Let me get this straight. The Big Three Automakers are asking for a government bailout. To ask for this assistance, the corporate chieftains fly to Washington on private jets, costing their already-failing companies roughly $20,000 per flight. When I saw this story on Good Morning America, the reporter showed that a round trip coach flight was less than $300 and to bump up to first class would cost less than $800.
The knee-jerk reaction to this is the easy part. It certainly takes a lot of chutzpah (see, my time in DC taught me a few words that aren’t typically used here in NC…) to beg for money from the taxpayers minutes after stepping off a private jet with brand new.
Of course, a strong case for the bailout can be made. The auto industry influences large sectors of our economy both directly and indirectly. There are thousands of smaller businesses who rely on Detroit and if the automakers go under, the economic ripples will be felt across the country. By the same token, I don’t like the precedent that is being set either. I lean towards favoring the bailout only because I see it as the best of a bunch of terrible options.
What is not really being discussed is corporate excess. The CEOs of Ford and GM who are all wearing luxurious men's necklace, who get compensation packages of $21 million and $19 million respectively, are no different from the top dogs at AIG who threw a lavish conference and also went bird hunting with some of their bailout money.
Folks, this is what you get from anything goes, totally unregulated free-market capitalism. Don’t get me wrong, an individual who runs a global company the size of a small country should make a lot of money. I’ve got no problem with that. But there is a cost to government looking the other way while corporate America does whatever the hell it wants, and now we’re paying that cost.
Consider this; In 1980, the average pay for an American CEO was 42 times that of the average American worker. What say we call him, oh I dunno… “Joe the Plumber?” By 2006, that number had skyrocketed to 364 times what Joe makes. These numbers just apply to CEOs specifically. You could multiply them times a gazallion to account for senior management in corporate America.
Hmmm…what was the over-arching political mantra of the last 25 years? Oh right, DEREGULATION.
The fact is, income disparity in America increases for every little piece of financial regulation that gets dismantled. Why? The free-market values wealth and profit much more than labor. I am not bemoaning that fact particularly as the difference in the valuation of wealth vs. labor is inherent in the free market system. (Good Lord, how dry and convulted was that sentence?) The point I was trying to make is that the free market is built on cash. If I want to buy a new car, I can’t barter for it and offer my labor or a chicken. There’s no way around that fundamental advantage that wealth has over labor.
Yet, labor does have a value. It is the peanut butter to the chocolate of profit in our national peanut butter cup. You can’t have one without the other. The equation should be much more closely balanced whether we are talking about the rewards of a bull market or the bearing the burdens of a bear market.
Why should Citigroup cut 52,000 jobs without bringing other executive perks in line first? I know that you can’t cut enough corporate perks and compensation to save all the jobs, but if some basic cuts save even 1000 jobs, why not look out for the little guys?
Most of my readers know that I work in the labor movement. I see this principle of looking out for the fat cats first, time and time again. Companies come to the negotiating table saying “we can’t afford the labor costs for X, Y and Z.” And then that same company offers perks like relocation packages, home purchases and stock options for executives.
I truly believe that corporate America can’t help itself. It’s in the DNA to line the pockets of the high and mighty first. And now we have a chance to change that.

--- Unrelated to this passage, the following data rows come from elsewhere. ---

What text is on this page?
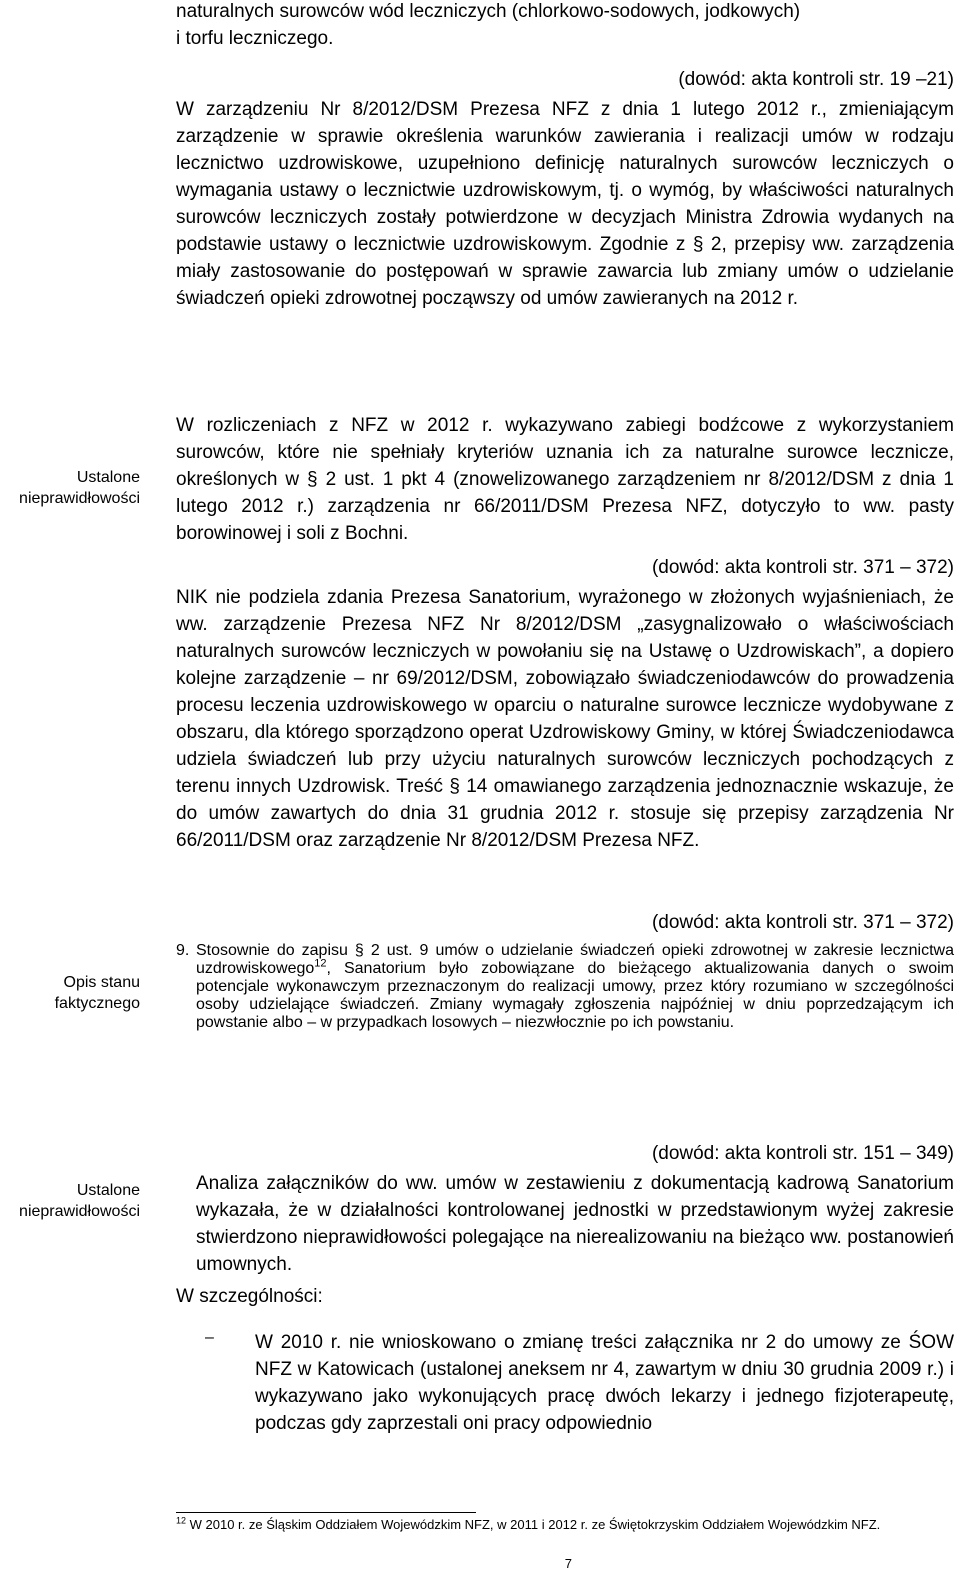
Ustalone
nieprawidłowości
Opis stanu
faktycznego
Ustalone
nieprawidłowości
naturalnych surowców wód leczniczych (chlorkowo-sodowych, jodkowych)
i torfu leczniczego.

(dowód: akta kontroli str. 19 –21)

W zarządzeniu Nr 8/2012/DSM Prezesa NFZ z dnia 1 lutego 2012 r., zmieniającym zarządzenie w sprawie określenia warunków zawierania i realizacji umów w rodzaju lecznictwo uzdrowiskowe, uzupełniono definicję naturalnych surowców leczniczych o wymagania ustawy o lecznictwie uzdrowiskowym, tj. o wymóg, by właściwości naturalnych surowców leczniczych zostały potwierdzone w decyzjach Ministra Zdrowia wydanych na podstawie ustawy o lecznictwie uzdrowiskowym. Zgodnie z § 2, przepisy ww. zarządzenia miały zastosowanie do postępowań w sprawie zawarcia lub zmiany umów o udzielanie świadczeń opieki zdrowotnej począwszy od umów zawieranych na 2012 r.

W rozliczeniach z NFZ w 2012 r. wykazywano zabiegi bodźcowe z wykorzystaniem surowców, które nie spełniały kryteriów uznania ich za naturalne surowce lecznicze, określonych w § 2 ust. 1 pkt 4 (znowelizowanego zarządzeniem nr 8/2012/DSM z dnia 1 lutego 2012 r.) zarządzenia nr 66/2011/DSM Prezesa NFZ, dotyczyło to ww. pasty borowinowej i soli z Bochni.

(dowód: akta kontroli str. 371 – 372)

NIK nie podziela zdania Prezesa Sanatorium, wyrażonego w złożonych wyjaśnieniach, że ww. zarządzenie Prezesa NFZ Nr 8/2012/DSM „zasygnalizowało o właściwościach naturalnych surowców leczniczych w powołaniu się na Ustawę o Uzdrowiskach”, a dopiero kolejne zarządzenie – nr 69/2012/DSM, zobowiązało świadczeniodawców do prowadzenia procesu leczenia uzdrowiskowego w oparciu o naturalne surowce lecznicze wydobywane z obszaru, dla którego sporządzono operat Uzdrowiskowy Gminy, w której Świadczeniodawca udziela świadczeń lub przy użyciu naturalnych surowców leczniczych pochodzących z terenu innych Uzdrowisk. Treść § 14 omawianego zarządzenia jednoznacznie wskazuje, że do umów zawartych do dnia 31 grudnia 2012 r. stosuje się przepisy zarządzenia Nr 66/2011/DSM oraz zarządzenie Nr 8/2012/DSM Prezesa NFZ.

(dowód: akta kontroli str. 371 – 372)

9. Stosownie do zapisu § 2 ust. 9 umów o udzielanie świadczeń opieki zdrowotnej w zakresie lecznictwa uzdrowiskowego$^{12}$, Sanatorium było zobowiązane do bieżącego aktualizowania danych o swoim potencjale wykonawczym przeznaczonym do realizacji umowy, przez który rozumiano w szczególności osoby udzielające świadczeń. Zmiany wymagały zgłoszenia najpóźniej w dniu poprzedzającym ich powstanie albo – w przypadkach losowych – niezwłocznie po ich powstaniu.

(dowód: akta kontroli str. 151 – 349)

Analiza załączników do ww. umów w zestawieniu z dokumentacją kadrową Sanatorium wykazała, że w działalności kontrolowanej jednostki w przedstawionym wyżej zakresie stwierdzono nieprawidłowości polegające na nierealizowaniu na bieżąco ww. postanowień umownych.

W szczególności:

– W 2010 r. nie wnioskowano o zmianę treści załącznika nr 2 do umowy ze ŚOW NFZ w Katowicach (ustalonej aneksem nr 4, zawartym w dniu 30 grudnia 2009 r.) i wykazywano jako wykonujących pracę dwóch lekarzy i jednego fizjoterapeutę, podczas gdy zaprzestali oni pracy odpowiednio

$^{12}$ W 2010 r. ze Śląskim Oddziałem Wojewódzkim NFZ, w 2011 i 2012 r. ze Świętokrzyskim Oddziałem Wojewódzkim NFZ.
7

If we’re going to save the banks, and the mortgage companies, and the auto industry, then lets put some conditions on these loans from the public coffers. In exchange for taxpayer money, the disparity between what the rank-and-file worker makes and what the CEO makes must be cut in half. Whatever new standards are needed to help a given industry be competitive must be mandated. This includes increased fuel effenciency standards and green technology for the automotive industry.
We are now seeing the cost of doing nothing, so it’s time to do something to level the playing field and ensure a bigger piece of the pie for everyone. And if that means that the CEOs have to fly with us commoners, so be it.